思い出話。

8年前と言えば、現在、天候不順で不安定になってる実家父が最も手がかかった時期だったな。
あのころ、父はずっと私の兄弟の配偶者が何故子供を欲しがらないのか、産もうとしないのか、
この「わたし」に聞け、と非常にうるさかった。
そんなことをしたら、どのようなことになるか、もうわからなくなってたんだろうな、と今はほろりと思いだす。
私の両親は昭和の人間なので、なぜ、子供を欲しがらないでいられるのか、全く理解できなかった。
ま、わたしも昭和人間なので、何故子供が欲しくないのに、結婚するのか、実はさっぱりわからないが。
でも、正直な話、私としては、欲しくない人の存在なんて、どうでも良いのよ、
それが縁戚にあたったところで、結局は、個人と個人の問題、私の知ったことではない。
ただ、自分の配偶者の身内がそのことで傷つけられる可能性を全く考えない人間は、子供なんて持っちゃいけないとも思っている。
わたしが以前聞いた言葉で印象的に残っているのは「産みたくない女の子供はいらない」だったな。
私もそんな人の子供は要らない。
兄弟の配偶者でなければ、知り合いにすらなってなかった人の存在とは、そういうものではないかな。

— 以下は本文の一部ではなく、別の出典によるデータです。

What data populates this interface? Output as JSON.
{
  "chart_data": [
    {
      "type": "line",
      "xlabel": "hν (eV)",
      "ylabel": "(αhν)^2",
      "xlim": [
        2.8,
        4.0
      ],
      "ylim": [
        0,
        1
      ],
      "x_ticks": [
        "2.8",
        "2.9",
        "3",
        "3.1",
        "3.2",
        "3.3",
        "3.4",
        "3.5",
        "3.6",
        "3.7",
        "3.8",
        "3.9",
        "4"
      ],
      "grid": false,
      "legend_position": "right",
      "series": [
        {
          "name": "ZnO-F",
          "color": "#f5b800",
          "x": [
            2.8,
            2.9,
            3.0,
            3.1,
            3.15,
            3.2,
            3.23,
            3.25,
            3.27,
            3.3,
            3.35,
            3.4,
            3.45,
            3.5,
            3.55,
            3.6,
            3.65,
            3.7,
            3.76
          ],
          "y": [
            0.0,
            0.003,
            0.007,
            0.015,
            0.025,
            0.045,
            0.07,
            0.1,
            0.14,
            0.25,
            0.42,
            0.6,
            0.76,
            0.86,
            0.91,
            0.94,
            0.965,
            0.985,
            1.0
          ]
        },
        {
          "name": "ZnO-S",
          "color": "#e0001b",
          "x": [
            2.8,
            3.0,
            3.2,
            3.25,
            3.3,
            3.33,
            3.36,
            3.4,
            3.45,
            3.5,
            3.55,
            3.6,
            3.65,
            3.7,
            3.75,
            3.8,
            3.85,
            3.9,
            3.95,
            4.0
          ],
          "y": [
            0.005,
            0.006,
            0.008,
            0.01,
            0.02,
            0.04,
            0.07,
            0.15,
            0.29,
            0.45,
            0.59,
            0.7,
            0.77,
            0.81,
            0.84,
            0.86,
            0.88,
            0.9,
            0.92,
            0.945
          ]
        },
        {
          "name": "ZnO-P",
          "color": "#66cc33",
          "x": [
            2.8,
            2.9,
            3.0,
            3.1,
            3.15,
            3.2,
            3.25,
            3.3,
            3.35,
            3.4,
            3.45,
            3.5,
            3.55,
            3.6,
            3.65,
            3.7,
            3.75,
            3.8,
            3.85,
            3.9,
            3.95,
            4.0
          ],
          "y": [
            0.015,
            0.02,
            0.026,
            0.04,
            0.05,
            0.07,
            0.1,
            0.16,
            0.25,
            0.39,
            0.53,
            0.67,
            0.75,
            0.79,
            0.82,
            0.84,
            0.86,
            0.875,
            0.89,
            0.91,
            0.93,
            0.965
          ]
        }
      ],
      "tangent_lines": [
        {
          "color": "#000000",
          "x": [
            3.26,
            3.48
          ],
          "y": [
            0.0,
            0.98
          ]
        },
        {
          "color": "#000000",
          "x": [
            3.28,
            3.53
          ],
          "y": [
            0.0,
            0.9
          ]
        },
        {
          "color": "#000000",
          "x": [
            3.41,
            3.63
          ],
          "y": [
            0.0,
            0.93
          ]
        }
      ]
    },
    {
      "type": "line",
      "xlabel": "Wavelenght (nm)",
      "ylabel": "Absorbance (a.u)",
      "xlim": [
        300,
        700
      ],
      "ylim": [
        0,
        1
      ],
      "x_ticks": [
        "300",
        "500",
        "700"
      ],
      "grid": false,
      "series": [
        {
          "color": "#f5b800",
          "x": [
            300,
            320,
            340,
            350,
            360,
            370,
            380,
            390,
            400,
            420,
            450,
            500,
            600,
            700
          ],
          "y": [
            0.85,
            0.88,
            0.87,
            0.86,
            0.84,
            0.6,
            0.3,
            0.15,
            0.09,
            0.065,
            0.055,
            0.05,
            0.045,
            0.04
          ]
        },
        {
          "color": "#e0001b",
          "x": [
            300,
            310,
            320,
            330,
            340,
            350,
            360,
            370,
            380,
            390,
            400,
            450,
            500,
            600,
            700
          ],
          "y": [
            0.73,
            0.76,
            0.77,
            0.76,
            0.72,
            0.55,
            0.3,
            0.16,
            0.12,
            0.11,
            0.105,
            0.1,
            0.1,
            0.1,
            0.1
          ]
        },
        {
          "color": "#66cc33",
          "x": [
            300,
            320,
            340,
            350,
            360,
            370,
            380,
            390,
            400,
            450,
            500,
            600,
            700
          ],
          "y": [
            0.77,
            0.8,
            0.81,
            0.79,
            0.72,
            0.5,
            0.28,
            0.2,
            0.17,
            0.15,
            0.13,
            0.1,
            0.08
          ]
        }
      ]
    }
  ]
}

そのことでどれほど私の両親が悲しんで、わたしにあれこれ愚痴をこぼしたところで、わたしは我慢するしかないんだろう。
何故、わたしがそんな目に遭わないといけないのかはわからないが、
そういう人間を配偶者に選んだ兄弟を持ったのが、人生のバツゲームなんだろう。
「結婚しても「私」が産みたくないから、産まない」とは、そのストレスを自分以外の誰かに負わすことにもなる、とは
たぶん「産まない」人には理解できない。
私の両親は一度として、息子の配偶者に子供のことは聞かなかった、今でも聞いていない。
でも、娘の私には散々言った、私に何とかしてくれ、とも言った、でも私は何もしなかった。
そのことを時々後悔に似た気持ちで思い出す。
そんなことを思う必要がないのを知っていながら、たまに苦い気持ちになる。
わたしの父は、最愛の末子に子供がいたら、今ほど狂わずに済んだのかな?
ほぼゼロに等しい可能性を私はたまに思い浮かべる。